The Nigerian Red Cross Society (NRCS) on Monday in Abuja inaugurated the Africa Zero Hunger Initiative, aimed at strengthening nutrition efforts and supporting vulnerable Nigerians facing food insecurity and malnutrition nationwide.
Laylah Outhman, NRCS Malnutrition Ambassador, stated in her keynote that recent reports indicate about 25 million Nigerians experience food insecurity annually, with children under five particularly vulnerable to stunting and wasting.
Represented by Mrs. Gbubemi Uba, NRCS General Manager, Fundraising and Resource Mobilization, Outhman said malnutrition is not merely a health issue but a developmental crisis affecting education, productivity, and national economic growth.
She explained that the initiative is both symbolic and practical, designed to ensure every Nigerian child receives at least one nutritious meal daily while promoting community-driven, low-cost, sustainable interventions to combat hunger.
“Nigeria is blessed with fertile land, abundant resources, and resilient people, yet millions, especially children and mothers, continue to suffer from hunger and malnutrition. This initiative seeks to address this challenge immediately,” she said.
The ambassador highlighted that NRCS previously inaugurated mothers’ and papas’ clubs to teach families nutrition skills, noting that empowering mothers strengthens households and, consequently, contributes to national stability and development.
Outhman urged government agencies to integrate the mothers’ club model into national nutrition policies and encouraged private-sector investment in food fortification, school feeding programmes, and community nutrition interventions across Nigeria.
She also called on donors, partners, and media organizations to support and scale the NRCS model, amplify success stories, and recognize that ending hunger requires collective responsibility from all Nigerians.
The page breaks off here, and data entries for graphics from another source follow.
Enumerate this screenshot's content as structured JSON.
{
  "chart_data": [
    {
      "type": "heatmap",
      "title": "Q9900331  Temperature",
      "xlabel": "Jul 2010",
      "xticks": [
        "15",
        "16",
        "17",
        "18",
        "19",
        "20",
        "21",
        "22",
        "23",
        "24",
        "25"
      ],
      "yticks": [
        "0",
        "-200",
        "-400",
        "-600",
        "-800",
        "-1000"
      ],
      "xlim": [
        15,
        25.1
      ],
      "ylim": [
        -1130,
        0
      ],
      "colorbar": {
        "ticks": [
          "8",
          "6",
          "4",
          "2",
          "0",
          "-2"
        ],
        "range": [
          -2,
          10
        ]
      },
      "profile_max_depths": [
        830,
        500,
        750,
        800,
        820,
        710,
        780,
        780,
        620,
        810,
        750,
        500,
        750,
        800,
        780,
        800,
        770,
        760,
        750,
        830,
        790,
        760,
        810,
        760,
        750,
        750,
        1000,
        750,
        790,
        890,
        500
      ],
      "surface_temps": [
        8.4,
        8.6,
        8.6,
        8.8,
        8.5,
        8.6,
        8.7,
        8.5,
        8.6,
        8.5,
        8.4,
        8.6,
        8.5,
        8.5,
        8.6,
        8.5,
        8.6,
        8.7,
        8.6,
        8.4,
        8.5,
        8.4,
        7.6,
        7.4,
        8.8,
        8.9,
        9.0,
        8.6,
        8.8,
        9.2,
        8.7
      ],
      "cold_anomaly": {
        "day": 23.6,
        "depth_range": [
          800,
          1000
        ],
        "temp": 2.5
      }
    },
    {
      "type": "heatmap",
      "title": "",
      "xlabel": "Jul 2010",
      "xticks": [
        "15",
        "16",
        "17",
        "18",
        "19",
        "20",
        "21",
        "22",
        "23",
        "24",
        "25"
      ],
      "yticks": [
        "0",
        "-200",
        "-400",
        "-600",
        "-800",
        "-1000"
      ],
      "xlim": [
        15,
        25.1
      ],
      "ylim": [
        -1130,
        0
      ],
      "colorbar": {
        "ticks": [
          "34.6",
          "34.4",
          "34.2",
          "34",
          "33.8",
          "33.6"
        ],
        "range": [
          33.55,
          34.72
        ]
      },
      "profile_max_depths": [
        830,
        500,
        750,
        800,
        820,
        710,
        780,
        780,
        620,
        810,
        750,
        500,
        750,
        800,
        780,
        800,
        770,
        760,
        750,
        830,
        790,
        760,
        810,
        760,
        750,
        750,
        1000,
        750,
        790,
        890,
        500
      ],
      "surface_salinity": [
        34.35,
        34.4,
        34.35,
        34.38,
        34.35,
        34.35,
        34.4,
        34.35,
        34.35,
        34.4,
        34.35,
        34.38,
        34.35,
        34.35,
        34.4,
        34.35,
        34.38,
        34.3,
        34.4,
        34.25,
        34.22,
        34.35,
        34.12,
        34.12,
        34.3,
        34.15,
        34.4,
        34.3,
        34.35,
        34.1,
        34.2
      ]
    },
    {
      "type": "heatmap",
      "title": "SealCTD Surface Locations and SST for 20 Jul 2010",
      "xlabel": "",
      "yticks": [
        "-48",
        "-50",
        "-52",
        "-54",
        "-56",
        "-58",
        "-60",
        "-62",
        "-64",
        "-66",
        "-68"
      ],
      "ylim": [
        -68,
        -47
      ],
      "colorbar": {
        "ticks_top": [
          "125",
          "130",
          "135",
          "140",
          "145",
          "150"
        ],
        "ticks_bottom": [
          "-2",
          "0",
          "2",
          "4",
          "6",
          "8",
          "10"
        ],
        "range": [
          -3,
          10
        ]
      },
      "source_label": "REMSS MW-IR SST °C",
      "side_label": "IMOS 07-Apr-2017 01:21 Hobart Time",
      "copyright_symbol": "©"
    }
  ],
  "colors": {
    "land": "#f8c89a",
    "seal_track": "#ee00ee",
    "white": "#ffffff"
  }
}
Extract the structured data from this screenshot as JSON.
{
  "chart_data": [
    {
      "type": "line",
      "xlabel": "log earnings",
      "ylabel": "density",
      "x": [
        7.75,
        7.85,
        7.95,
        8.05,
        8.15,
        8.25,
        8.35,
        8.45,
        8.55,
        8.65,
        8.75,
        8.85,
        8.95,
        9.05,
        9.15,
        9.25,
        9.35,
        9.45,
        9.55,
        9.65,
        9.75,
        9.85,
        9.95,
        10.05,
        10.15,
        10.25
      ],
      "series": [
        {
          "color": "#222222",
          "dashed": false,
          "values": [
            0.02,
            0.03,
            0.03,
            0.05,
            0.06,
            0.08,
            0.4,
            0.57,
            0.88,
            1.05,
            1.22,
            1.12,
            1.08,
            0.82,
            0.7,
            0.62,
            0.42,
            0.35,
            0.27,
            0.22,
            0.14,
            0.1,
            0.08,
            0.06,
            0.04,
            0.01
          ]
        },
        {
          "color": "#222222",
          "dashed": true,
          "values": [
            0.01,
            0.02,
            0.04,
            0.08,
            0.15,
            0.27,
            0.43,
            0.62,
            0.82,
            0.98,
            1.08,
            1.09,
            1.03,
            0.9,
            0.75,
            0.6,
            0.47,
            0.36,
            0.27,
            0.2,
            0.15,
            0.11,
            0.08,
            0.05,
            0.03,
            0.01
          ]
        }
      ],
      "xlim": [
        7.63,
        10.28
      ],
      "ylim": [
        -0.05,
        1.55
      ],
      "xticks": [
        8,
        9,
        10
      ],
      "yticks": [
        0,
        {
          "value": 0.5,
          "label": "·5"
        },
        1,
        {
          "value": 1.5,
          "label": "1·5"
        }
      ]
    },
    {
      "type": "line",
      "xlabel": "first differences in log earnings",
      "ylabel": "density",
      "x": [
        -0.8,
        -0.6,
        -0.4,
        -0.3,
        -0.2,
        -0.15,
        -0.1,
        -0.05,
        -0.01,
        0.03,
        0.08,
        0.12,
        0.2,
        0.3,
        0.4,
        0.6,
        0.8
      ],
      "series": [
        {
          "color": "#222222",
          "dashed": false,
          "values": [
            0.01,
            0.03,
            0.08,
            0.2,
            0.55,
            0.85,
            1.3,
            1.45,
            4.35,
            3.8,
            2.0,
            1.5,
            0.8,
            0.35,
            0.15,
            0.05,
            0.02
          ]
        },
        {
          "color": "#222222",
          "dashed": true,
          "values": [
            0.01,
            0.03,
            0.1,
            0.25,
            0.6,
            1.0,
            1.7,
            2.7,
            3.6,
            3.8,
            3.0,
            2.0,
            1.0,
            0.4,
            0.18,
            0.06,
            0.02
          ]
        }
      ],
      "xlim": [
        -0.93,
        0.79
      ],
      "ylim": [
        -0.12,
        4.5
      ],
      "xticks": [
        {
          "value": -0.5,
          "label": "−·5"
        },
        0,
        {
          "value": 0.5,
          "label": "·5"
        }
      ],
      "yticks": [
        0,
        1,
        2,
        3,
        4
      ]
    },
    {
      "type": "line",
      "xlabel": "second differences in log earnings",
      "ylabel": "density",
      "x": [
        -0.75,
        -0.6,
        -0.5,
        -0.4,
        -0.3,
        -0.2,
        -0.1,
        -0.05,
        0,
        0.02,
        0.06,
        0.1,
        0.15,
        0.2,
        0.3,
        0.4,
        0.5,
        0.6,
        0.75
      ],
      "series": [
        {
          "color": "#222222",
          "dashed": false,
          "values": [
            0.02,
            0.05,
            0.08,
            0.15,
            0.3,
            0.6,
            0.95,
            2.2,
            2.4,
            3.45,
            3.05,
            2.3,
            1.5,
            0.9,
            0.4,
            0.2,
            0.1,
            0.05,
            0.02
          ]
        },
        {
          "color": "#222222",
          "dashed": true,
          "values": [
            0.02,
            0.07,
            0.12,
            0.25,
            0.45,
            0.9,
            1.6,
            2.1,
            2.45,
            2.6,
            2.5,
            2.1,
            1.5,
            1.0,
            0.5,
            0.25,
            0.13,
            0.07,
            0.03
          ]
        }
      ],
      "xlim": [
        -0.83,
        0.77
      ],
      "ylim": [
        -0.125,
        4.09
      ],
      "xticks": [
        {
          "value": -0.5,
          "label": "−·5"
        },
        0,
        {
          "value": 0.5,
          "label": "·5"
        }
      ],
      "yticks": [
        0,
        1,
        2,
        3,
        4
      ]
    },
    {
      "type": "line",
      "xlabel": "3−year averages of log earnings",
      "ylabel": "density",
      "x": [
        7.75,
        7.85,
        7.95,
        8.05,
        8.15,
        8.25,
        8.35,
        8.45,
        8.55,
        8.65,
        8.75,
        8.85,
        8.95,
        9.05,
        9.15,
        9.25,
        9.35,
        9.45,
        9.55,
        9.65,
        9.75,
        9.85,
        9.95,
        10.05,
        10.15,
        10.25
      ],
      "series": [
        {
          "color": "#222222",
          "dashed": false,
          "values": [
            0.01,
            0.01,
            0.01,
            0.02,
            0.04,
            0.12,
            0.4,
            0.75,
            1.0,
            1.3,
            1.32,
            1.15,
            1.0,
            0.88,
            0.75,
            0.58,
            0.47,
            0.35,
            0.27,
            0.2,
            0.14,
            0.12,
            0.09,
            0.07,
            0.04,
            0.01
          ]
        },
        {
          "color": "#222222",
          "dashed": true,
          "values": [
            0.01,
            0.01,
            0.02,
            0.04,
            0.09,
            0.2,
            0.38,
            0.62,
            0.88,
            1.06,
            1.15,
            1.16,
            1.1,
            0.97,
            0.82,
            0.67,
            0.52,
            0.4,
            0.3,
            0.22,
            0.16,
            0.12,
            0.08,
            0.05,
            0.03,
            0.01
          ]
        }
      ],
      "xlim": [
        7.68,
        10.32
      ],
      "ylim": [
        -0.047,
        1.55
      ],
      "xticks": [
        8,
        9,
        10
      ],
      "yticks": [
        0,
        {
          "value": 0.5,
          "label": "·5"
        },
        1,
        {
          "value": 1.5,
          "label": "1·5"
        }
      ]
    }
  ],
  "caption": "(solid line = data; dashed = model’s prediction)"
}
Mrs. Gloria Kunyenga, Programme Coordinator, International Federation of the Red Cross (IFRC), commended NRCS for launching the zero hunger campaign, emphasizing collaboration as essential to reaching malnourished communities across Nigeria and Africa.
Kunyenga highlighted that more than 282 million people in Africa are undernourished, calling for climate-smart, community-driven solutions, strengthened partnerships, and government support to address malnutrition and its socioeconomic impacts at the source.
Dr. Abubakar Kende, Secretary-General of NRCS, explained that the programme addresses the cyclical nature of shocks and crises through early action, long-term development, rehabilitation of water points, livelihood recovery, and nutrition-sensitive, climate-smart agricultural practices.
Kende added that integrating anticipatory and shock-responsive social protection mechanisms ensures communities are prepared for climate and socioeconomic shocks, safeguarding sustainable livelihoods and building resilience against hunger and malnutrition nationwide.
The inauguration attracted several partners, including the British Red Cross (BRC), reinforcing multi-stakeholder collaboration to achieve the initiative’s goal of ending hunger in Nigeria.